Liège Les SDF sont nombreux à "choisir" la tente… Liège travaille avec des médiateurs.

L’hiver est à nos portes, le froid se fait sentir et, pour beaucoup, cette période est synonyme d’épreuve… Triste constat annuel en effet, à Liège, l’hiver est une période durant laquelle des dizaines, voire des centaines de SDF cherchent à se mettre à l’abri. Est-ce parce que notre regard est plus sensible en cette période hivernale ou simplement parce que le phénomène est croissant ? Toujours est-il qu’à l’aube de l’hiver, les Liégeois sont nombreux à apercevoir des petits campements se constituer, à proximité du centre. Dans un parc, dans un petit espace vert, en retrait du trafic, presque à l’abri des regards… Aujourd’hui, les SDF sont en effet nombreux à opter pour le camping de fortune, un phénomène qui ne diminue pas depuis quelques années.

"Un village éparpillé de tentes se crée tout autour du centre-ville", s’indignait cette semaine le conseiller Écolo Guy Krettels… un message suivi de nombreux autres sur les réseaux sociaux. "Est-ce ainsi que les hommes vivent ?" Bien sûr, la réponse à apporter est complexe…

Chez Sentinelles de la nuit, association qui sillonne les rues de Liège pour apporter un peu de réconfort aux SDF, on constate en effet que certains sans-abri quittent le centre, "car il y a des grilles devant les buildings ou parce qu’on les chasse plus systématiquement qu’avant des bancs", explique Chantal Degée, coordinatrice. La tente est une solution… car c’est une option devenue plus accessible.

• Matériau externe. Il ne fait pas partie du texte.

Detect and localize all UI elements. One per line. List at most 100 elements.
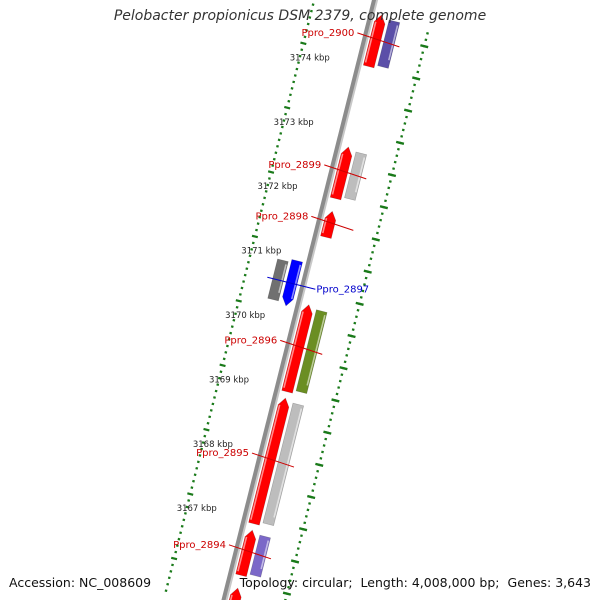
scale-tick <box>181 526 183 527</box>
scale-tick-inner <box>365 278 367 279</box>
scale-tick-inner <box>386 194 388 195</box>
scale-tick <box>244 275 246 276</box>
scale-tick-inner <box>379 220 381 221</box>
scale-tick <box>194 474 196 475</box>
scale-tick-inner <box>376 233 378 234</box>
scale-label: 3173 kbp <box>274 118 314 128</box>
scale-tick-inner-major <box>283 593 291 595</box>
scale-tick <box>213 397 215 398</box>
scale-tick <box>252 236 258 237</box>
scale-tick-inner <box>389 181 391 182</box>
scale-tick-inner <box>404 123 406 124</box>
scale-tick-inner-major <box>323 432 331 434</box>
scale-tick-inner-major <box>348 335 356 337</box>
scale-tick-inner-major <box>372 238 380 240</box>
scale-tick <box>246 268 248 269</box>
scale-tick-inner <box>371 252 373 253</box>
scale-tick-inner <box>352 329 354 330</box>
scale-tick <box>208 417 210 418</box>
topology-text: Topology: circular; <box>240 575 353 590</box>
scale-tick-inner <box>344 362 346 363</box>
scale-tick <box>229 333 231 334</box>
scale-tick-inner <box>400 136 402 137</box>
scale-tick-inner <box>325 439 327 440</box>
scale-tick-inner-major <box>420 45 428 47</box>
scale-tick <box>220 365 226 366</box>
scale-tick <box>294 75 296 76</box>
scale-tick <box>171 565 173 566</box>
scale-tick-inner <box>425 40 427 41</box>
scale-tick-inner-major <box>380 206 388 208</box>
scale-tick-inner <box>331 413 333 414</box>
scale-tick-inner <box>295 555 297 556</box>
scale-label: 3174 kbp <box>290 53 330 63</box>
scale-tick <box>223 359 225 360</box>
scale-tick <box>280 133 282 134</box>
scale-tick <box>284 114 286 115</box>
scale-tick <box>275 152 277 153</box>
scale-tick <box>255 230 257 231</box>
scale-tick <box>191 487 193 488</box>
scale-tick-inner <box>394 162 396 163</box>
scale-tick-inner <box>299 542 301 543</box>
scale-tick-inner <box>354 323 356 324</box>
scale-tick-inner-major <box>356 303 364 305</box>
gene-label: Ppro_2896 <box>224 335 277 346</box>
scale-tick-inner <box>413 85 415 86</box>
scale-tick-inner <box>316 471 318 472</box>
scale-tick-inner <box>347 349 349 350</box>
scale-tick <box>204 429 210 430</box>
scale-tick-inner <box>323 445 325 446</box>
scale-tick-inner <box>315 477 317 478</box>
scale-tick-inner <box>402 130 404 131</box>
scale-tick-inner <box>368 265 370 266</box>
scale-tick <box>242 281 244 282</box>
map-title: Pelobacter propionicus DSM 2379, complet… <box>0 8 600 24</box>
scale-tick-inner <box>349 342 351 343</box>
scale-label: 3170 kbp <box>225 311 265 321</box>
scale-tick-inner <box>339 381 341 382</box>
scale-tick <box>171 558 177 559</box>
scale-tick <box>241 288 243 289</box>
gene-label: Ppro_2898 <box>255 211 308 222</box>
scale-tick <box>252 243 254 244</box>
scale-tick <box>247 262 249 263</box>
scale-tick-inner-major <box>412 77 420 79</box>
scale-tick-inner <box>333 407 335 408</box>
scale-tick-inner <box>300 535 302 536</box>
gene-label: Ppro_2899 <box>268 160 321 171</box>
scale-tick <box>225 352 227 353</box>
scale-tick <box>165 590 167 591</box>
scale-tick <box>288 101 290 102</box>
scale-tick <box>284 107 290 108</box>
scale-tick-inner <box>346 355 348 356</box>
scale-tick-inner <box>421 52 423 53</box>
scale-tick <box>197 462 199 463</box>
length-text: Length: 4,008,000 bp; <box>361 575 500 590</box>
scale-tick <box>187 500 189 501</box>
scale-label: 3169 kbp <box>209 375 249 385</box>
scale-tick <box>263 198 265 199</box>
gene-label: Ppro_2897 <box>316 284 369 295</box>
scale-tick-inner <box>426 33 428 34</box>
gene-label: Ppro_2900 <box>302 28 355 39</box>
scale-tick-inner <box>320 458 322 459</box>
scale-tick-inner-major <box>332 399 340 401</box>
scale-tick-inner <box>307 510 309 511</box>
scale-label: 3171 kbp <box>241 247 281 257</box>
scale-tick <box>262 204 264 205</box>
genome-stats: Topology: circular; Length: 4,008,000 bp… <box>240 575 591 590</box>
scale-tick-inner <box>418 65 420 66</box>
scale-tick <box>268 178 270 179</box>
scale-tick <box>239 294 241 295</box>
scale-tick <box>175 552 177 553</box>
scale-tick <box>278 140 280 141</box>
scale-tick-inner <box>321 452 323 453</box>
scale-tick <box>296 69 298 70</box>
scale-tick-inner-major <box>315 464 323 466</box>
scale-label: 3168 kbp <box>193 440 233 450</box>
scale-tick-inner <box>405 117 407 118</box>
scale-tick-inner-major <box>299 528 307 530</box>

Du côté de la Ville de Liège, on n’ignore pas ce phénomène mais on ne peut que le tempérer… "Rien que sur cette première semaine de novembre, on constate en effet que le taux d’occupation des abris est déjà quasi maximal", explique-t-on au cabinet du bourgmestre. On trouve dès lors d’autres solutions que le relogement.

"Une procédure de médiation est donc mise en place pour les personnes qui logent sous tente ainsi que sous les porches", précise-t-on. Le principe est simple : la tolérance est de mise, à condition que l’occupation ne soit pas longue ni problématique… car les abris sont déjà saturés. "Nous essayons juste de faire ce travail avec un certain discernement, avec une certaine humanité."

28 SDF relogés grâce à Housing First

Beaucoup de sans-abri refusent de loger dans un abri de nuit…

Ce n’est un secret pour personne, les services publics et les associations qui œuvrent au quotidien sur le territoire liégeois, pour aider les personnes sans abri, créent involontairement un effet d’attraction. Sur le grand Liège en effet, trois lieux accueillent les personnes à la rue pour la nuit : l’abri de la rue Sur-la-Fontaine, celui de Thermos, rue Chevaufosse, et celui de Seraing auxquels s’ajoute un abri supplétif aux périodes les plus critiques de l’hiver. S’il est difficile d’obtenir des statistiques claires du nombre de SDF liégeois, on peut toutefois estimer le nombre de bénéficiaires des abris.

en 2016, ce sont 1.022 hommes et 196 femmes, soit 1.218 personnes différentes, qui ont été hébergées dans les abris liégeois. En 2014, on en comptait 1.260 tandis qu’en 2015, on en a recensé 1.151… Plus de 1.000 sans abri à Liège ? Ce n’est pas aussi simple puisque ces chiffres tiennent aussi compte des personnes de passage, même si elles ne passent qu’une nuit à Liège. Et surtout, ces chiffres ne tiennent pas compte de ceux qui ne passent jamais par un abri. Qui s’y refusent. Pourquoi ? "Les raisons sont multiples", expliquent Chantal Degee, responsable aux Sentinelles de la nuit. "Certains n’y vont pas car ils ont un animal, d’autres car c’est incompatible avec leur dépendance, ou simplement parce qu’ils sont contre cette promiscuité." D’après les constats, ils seraient plus nombreux qu’avant… "Il y a cinq ans, on rencontrait souvent une trentaine de personnes, aujourd’hui, il y a une vraie recrudescence dans le centre, presque le double."

Dire qu’une personne choisit d’être à la rue reste pourtant une fausse vérité… "Neuf personnes sur dix, si on leur offrait un vrai toit, seraient bien sûr d’accord d’être relogées", explique de son côté Joëlle Houben, coordinatrice des éducateurs de rue au Relais social du Pays de Liège. Au Relais social, on se réjouit quand même d’avoir pu reloger 28 SDF à Liège dans le cadre du projet Housing first qui fonctionne (depuis 2013) sur un accompagnement adéquat des personnes replacées en logement.